Изображение потеряло часть своей земной и подлинной реальности, но только часть. Затем картина исчезла. Ее купил коллекционер, человек с большим и острым некрасивым носом и постоянно мигающими мелкими глазками, от которого пахло лекарствами, словно он был провизором или фармацевтом.

А пес не любил аптек и запаха лекарств, хотя и понимал, что они нужны.

Теперь запах лекарств стал все чаще и чаще раздражать собачье обоняние. Человек частенько болел.
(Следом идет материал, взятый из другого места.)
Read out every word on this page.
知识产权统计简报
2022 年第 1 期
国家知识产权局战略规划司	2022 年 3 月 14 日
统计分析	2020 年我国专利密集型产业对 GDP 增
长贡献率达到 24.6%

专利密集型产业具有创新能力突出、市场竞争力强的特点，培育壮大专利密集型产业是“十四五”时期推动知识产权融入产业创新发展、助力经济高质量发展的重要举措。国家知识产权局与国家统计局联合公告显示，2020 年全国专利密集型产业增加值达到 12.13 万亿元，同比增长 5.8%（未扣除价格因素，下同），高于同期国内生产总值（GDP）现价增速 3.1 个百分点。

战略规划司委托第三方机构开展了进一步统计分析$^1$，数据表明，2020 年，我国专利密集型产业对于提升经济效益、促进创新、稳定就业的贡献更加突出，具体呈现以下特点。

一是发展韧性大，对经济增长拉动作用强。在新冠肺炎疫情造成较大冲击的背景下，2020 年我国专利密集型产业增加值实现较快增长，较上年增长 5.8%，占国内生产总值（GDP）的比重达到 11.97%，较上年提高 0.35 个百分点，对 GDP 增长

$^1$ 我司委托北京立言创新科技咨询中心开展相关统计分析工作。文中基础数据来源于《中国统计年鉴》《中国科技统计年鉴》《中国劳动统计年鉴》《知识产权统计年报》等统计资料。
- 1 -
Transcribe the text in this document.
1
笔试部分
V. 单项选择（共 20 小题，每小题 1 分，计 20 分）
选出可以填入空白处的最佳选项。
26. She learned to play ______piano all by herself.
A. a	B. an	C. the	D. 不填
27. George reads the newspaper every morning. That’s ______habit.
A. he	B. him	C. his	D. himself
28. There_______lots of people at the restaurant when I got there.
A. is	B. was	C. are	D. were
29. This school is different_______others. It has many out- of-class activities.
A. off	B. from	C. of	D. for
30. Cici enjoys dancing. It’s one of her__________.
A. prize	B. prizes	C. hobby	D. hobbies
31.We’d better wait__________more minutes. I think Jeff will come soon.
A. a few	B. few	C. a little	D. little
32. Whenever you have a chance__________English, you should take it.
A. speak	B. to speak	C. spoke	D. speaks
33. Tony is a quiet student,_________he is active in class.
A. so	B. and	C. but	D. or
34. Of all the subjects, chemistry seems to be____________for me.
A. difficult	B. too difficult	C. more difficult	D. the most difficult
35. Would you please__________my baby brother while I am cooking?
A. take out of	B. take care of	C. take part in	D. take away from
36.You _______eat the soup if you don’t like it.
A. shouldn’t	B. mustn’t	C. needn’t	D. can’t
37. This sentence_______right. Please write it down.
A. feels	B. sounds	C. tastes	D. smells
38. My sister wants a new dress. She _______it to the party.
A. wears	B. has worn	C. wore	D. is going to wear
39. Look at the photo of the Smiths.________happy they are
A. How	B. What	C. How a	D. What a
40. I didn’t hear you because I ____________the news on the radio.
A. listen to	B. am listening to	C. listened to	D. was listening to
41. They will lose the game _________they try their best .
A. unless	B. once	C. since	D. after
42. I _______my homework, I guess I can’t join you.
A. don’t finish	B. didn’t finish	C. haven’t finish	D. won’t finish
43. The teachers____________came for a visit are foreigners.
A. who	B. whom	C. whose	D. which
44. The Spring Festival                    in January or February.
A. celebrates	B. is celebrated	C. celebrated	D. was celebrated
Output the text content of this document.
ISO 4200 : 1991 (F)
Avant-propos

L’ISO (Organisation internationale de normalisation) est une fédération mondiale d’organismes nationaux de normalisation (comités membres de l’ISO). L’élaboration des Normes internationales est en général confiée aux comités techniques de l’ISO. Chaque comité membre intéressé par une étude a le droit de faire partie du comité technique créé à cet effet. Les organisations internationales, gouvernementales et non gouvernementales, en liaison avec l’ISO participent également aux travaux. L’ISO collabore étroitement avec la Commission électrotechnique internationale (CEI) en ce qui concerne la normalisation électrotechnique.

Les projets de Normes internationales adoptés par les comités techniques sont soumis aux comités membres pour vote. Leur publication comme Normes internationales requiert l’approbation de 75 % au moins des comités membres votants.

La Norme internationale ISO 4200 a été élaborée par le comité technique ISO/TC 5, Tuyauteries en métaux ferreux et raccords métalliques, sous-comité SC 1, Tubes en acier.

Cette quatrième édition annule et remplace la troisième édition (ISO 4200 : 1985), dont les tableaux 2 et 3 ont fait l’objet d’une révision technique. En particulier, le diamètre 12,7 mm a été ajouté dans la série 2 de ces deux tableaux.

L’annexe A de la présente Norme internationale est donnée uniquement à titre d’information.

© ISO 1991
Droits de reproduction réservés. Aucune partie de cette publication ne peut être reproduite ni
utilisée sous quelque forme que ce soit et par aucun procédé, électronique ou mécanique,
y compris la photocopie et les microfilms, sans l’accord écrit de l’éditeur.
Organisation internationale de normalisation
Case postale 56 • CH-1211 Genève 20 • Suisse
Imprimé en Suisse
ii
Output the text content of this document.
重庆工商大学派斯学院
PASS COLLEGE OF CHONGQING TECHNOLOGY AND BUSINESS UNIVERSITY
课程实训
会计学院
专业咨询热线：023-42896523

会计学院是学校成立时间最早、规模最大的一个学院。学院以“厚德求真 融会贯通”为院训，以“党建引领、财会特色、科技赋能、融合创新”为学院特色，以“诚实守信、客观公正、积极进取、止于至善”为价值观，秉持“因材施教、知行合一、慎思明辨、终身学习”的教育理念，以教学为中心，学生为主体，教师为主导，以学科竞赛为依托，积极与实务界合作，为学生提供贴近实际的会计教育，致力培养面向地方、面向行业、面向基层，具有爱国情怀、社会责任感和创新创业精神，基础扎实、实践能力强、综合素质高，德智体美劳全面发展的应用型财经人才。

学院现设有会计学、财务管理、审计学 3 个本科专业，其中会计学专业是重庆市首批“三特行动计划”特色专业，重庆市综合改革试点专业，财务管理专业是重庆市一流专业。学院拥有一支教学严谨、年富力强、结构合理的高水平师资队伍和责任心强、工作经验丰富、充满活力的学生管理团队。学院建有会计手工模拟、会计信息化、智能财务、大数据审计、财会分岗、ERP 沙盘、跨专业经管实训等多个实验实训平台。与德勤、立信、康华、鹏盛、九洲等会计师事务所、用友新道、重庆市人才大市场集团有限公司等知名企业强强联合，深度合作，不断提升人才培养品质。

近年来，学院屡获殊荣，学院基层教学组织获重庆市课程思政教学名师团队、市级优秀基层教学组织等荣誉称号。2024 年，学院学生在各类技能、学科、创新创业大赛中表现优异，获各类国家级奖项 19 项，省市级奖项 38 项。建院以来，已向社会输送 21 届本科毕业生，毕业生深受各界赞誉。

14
Но, борясь с болезнями и старческой немощью, продолжал работать.

Он уже не изображал женоподобные дебелые березы и слишком натуральные ели, не набрасывал на холст восходы и закаты, стараясь передать заодно и беспокойное течение лесных рек, и безмятежное спокойствие озер, чуточку подслащенных, лишь самую малость, так, чтобы не слишком бросалось в глаза опытным знатокам и придирчивым искусствоведам, но очень бы нравилось неискушенной публике, всякий раз принимавшей за истинную красоту то, что было далеко от настоящей, не подрумяненной истины.

Он не писал больше одетых и раздетых натурщиц, по-видимому потеряв интерес к налитой жизненным соком женской плоти, еще недавно преломляемой им через дрожь двусмысленной таинственности вдруг воскресавшего в нем гимназиста, прилипшего к замочной скважине, чтобы увидеть раздевающуюся горничную или дебелую повариху, пугаясь этой своей внезапной страсти и презирая за нее себя.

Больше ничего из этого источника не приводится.